Marcelo Omar Chávez Velásquez (born 19 February 1975) is a Chilean politician who served as deputy.

== Biography ==
He was born in Valparaíso on 19 February 1975. He is the son of Germán Chávez Prado and Consuelo del Carmen Velásquez Riffo.

He completed his secondary education at the Winterhill School in Viña del Mar. He then studied Law at the Faculty of Legal and Social Sciences of the Catholic University of the Most Holy Conception, obtaining the degree of Licentiate in Law.

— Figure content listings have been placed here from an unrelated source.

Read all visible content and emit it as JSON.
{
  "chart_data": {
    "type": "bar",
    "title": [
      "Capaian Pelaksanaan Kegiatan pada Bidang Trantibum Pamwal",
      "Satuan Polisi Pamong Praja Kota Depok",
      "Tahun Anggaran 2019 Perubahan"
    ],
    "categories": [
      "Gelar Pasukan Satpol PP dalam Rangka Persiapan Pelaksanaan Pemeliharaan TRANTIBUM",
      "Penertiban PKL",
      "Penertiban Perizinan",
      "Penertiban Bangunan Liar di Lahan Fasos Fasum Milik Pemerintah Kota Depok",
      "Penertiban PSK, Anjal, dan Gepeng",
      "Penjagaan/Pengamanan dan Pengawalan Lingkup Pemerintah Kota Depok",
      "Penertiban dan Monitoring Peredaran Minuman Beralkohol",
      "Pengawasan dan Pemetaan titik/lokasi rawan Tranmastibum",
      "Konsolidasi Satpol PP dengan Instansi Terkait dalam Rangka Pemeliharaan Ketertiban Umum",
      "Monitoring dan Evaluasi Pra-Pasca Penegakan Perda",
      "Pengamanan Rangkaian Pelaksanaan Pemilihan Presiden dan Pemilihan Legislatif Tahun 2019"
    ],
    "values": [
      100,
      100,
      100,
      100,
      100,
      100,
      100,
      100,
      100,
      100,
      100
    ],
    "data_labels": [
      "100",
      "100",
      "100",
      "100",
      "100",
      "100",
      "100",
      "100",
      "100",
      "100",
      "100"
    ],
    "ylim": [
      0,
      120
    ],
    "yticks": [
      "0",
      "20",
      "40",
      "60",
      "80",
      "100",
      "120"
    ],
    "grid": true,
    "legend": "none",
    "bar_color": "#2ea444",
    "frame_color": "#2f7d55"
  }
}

His thesis was titled History of Law No. 19.934 on life annuities: foundations and introduced amendments.

In 2002, he was awarded a scholarship by the Inter-American Development Bank (IDB) to take a leadership course in Washington, D.C., United States. In 2004, he was invited by the Foundation for Social Analysis and Strategies to a residency in Madrid, Spain.

== Political career ==
He has been a member of the Christian Democratic Party since the age of fourteen. He began his political involvement as a student leader in the student government of his secondary school. While a university student, he served as Secretary General and Vice President of the Student Federation of the Catholic University of the Most Holy Conception.

After graduating, in 2001 he worked at the Sub-Secretariat of Labour in the office of Sub-Secretary Yerko Ljubetic. In 2002, he was appointed regional councillor of the Biobío Region, where he served as President of the Promotion and Productive Development Commission and of the International Relations Commission, and as chief of the Christian Democratic regional councillors' bench.

After ten years as regional councillor, he resigned in November 2012 to focus on his campaign as a candidate for Deputy for 45th District.

At the party level, he was National President of the Youth Wing of the Christian Democratic Party between 2003 and 2006.

At the international level, in 2005 he was elected President of the Youth of the Christian Democrat Organization of America (ODCA), delivering leadership lectures to politically engaged youth in Mexico, Venezuela, Costa Rica, Bolivia and Paraguay, among other countries.

In the 2013 parliamentary elections, he was elected Deputy for District No. 45 of the Biobío Region, representing the Christian Democratic Party. He served in the Chamber of Deputies of Chile from March 2014 to March 2018 and was a member of the Permanent Commissions on Environment and Natural Resources; and Interior Government, Nationality, Citizenship and Regionalization.